I began wondering what the family that lived here before me was actually like. Based on Shiloh's nervous dodging of my questions about the previous residents, I was slightly worried about the seeming mystery lurking in this apartment. I'm not a fan of horror movies or ghost stories, so if some paranormal shit starts going down, I'm out. I'll slum it on a park bench with the pigeons. But also, if the universe abruptly decided my life would be some kind of spooky tale instead of the coming-of-age sob story I had pictured for myself, I would be kind of pissed. There's no way I suffered through all this crap from my parents to have my life become the premise of the next Conjuring movie.

While scanning the whole apartment one more time, I saw a series of pencil marks against the wall adjacent to my bedroom door. Each line was progressively higher than the last, the highest one being about five and a half feet off the ground. The doubt about the last residents quickly left my mind. They were the type of family who measured their kid on the wall. In other words, they loved their kid so much that they would practically vandalize their own home to document their child's growth. My parents wouldn't even hang a picture of me on the wall because the paintings they put on the wall instead were "priceless." But based on the way they treated me, they clearly put a price tag on their own daughter's value.
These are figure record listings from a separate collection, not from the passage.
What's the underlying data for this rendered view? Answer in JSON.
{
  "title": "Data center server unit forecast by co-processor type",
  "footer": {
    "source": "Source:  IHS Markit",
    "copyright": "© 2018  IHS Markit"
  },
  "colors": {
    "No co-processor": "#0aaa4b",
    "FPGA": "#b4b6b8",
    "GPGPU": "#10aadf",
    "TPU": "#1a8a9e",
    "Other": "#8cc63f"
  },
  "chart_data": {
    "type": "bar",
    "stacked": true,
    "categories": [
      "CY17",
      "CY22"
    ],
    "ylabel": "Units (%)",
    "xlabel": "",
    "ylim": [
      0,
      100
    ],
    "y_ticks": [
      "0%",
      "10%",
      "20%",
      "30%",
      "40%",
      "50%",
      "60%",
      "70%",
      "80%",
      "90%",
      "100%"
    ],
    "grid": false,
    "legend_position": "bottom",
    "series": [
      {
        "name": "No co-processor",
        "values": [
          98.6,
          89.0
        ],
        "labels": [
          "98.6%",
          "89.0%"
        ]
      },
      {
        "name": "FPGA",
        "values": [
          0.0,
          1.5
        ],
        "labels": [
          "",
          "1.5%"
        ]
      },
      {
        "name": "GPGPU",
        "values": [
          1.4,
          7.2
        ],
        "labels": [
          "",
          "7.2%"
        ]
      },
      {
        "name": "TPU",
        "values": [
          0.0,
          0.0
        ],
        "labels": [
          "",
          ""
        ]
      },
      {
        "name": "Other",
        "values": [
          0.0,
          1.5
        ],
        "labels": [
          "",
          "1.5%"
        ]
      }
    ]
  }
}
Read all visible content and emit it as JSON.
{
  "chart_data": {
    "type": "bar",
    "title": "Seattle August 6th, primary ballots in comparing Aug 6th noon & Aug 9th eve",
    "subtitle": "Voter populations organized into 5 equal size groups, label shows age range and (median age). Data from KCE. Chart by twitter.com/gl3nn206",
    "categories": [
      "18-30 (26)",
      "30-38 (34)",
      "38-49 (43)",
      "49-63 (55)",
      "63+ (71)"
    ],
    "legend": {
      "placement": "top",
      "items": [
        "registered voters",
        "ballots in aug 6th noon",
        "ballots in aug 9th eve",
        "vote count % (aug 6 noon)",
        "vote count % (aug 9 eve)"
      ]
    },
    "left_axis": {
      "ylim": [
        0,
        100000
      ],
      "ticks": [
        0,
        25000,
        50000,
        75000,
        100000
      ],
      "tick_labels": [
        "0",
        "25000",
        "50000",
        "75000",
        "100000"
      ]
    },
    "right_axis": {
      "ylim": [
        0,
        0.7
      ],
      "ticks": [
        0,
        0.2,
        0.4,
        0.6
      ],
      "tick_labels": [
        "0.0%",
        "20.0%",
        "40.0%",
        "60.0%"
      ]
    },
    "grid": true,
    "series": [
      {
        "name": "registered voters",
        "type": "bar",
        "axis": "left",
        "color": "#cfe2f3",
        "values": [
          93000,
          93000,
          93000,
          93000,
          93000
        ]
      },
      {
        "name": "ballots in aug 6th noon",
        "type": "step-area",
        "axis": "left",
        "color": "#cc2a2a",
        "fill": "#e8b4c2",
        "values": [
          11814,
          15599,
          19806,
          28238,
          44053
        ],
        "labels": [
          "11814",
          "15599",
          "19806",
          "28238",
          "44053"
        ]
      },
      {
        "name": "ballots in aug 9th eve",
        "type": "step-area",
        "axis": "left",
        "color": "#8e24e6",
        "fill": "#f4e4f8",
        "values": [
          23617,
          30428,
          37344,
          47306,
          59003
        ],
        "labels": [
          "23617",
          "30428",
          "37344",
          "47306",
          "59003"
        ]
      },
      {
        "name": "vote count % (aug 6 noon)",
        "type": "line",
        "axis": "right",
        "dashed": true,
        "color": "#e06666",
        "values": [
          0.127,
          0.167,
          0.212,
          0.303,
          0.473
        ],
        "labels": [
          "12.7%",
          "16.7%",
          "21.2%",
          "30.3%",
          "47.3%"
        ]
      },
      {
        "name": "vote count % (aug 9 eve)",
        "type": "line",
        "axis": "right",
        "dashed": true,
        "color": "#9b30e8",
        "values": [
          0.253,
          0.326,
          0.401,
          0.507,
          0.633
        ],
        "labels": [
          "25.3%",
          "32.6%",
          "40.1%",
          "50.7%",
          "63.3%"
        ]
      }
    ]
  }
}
I envy that kid who was measured on the walls. I bet children like that never know how lucky they are to have parents who love them and wouldn't miss watching them grow up for the world. I could only imagine a life as easy, simple, and joyful as that.

After my intensive pondering, my stomach was ferociously grumbling so I finally headed out into the hall. I locked my front door, and turned my head to an unexpected sight. My heart skipped a beat at the unexpected scene before me.

In the glass box, I could see the silhouette of a tall, slim boy on his knees staring at the city beneath him. I looked closer and saw what looked like a crow bar by his feet. Of course my first, and obviously irrational, thought was It's either a murderer, a ghost, or a murderous ghost. But the sounds coming from the box were the opposite of anything cruel or demonic. I heard crying. The boy was crying.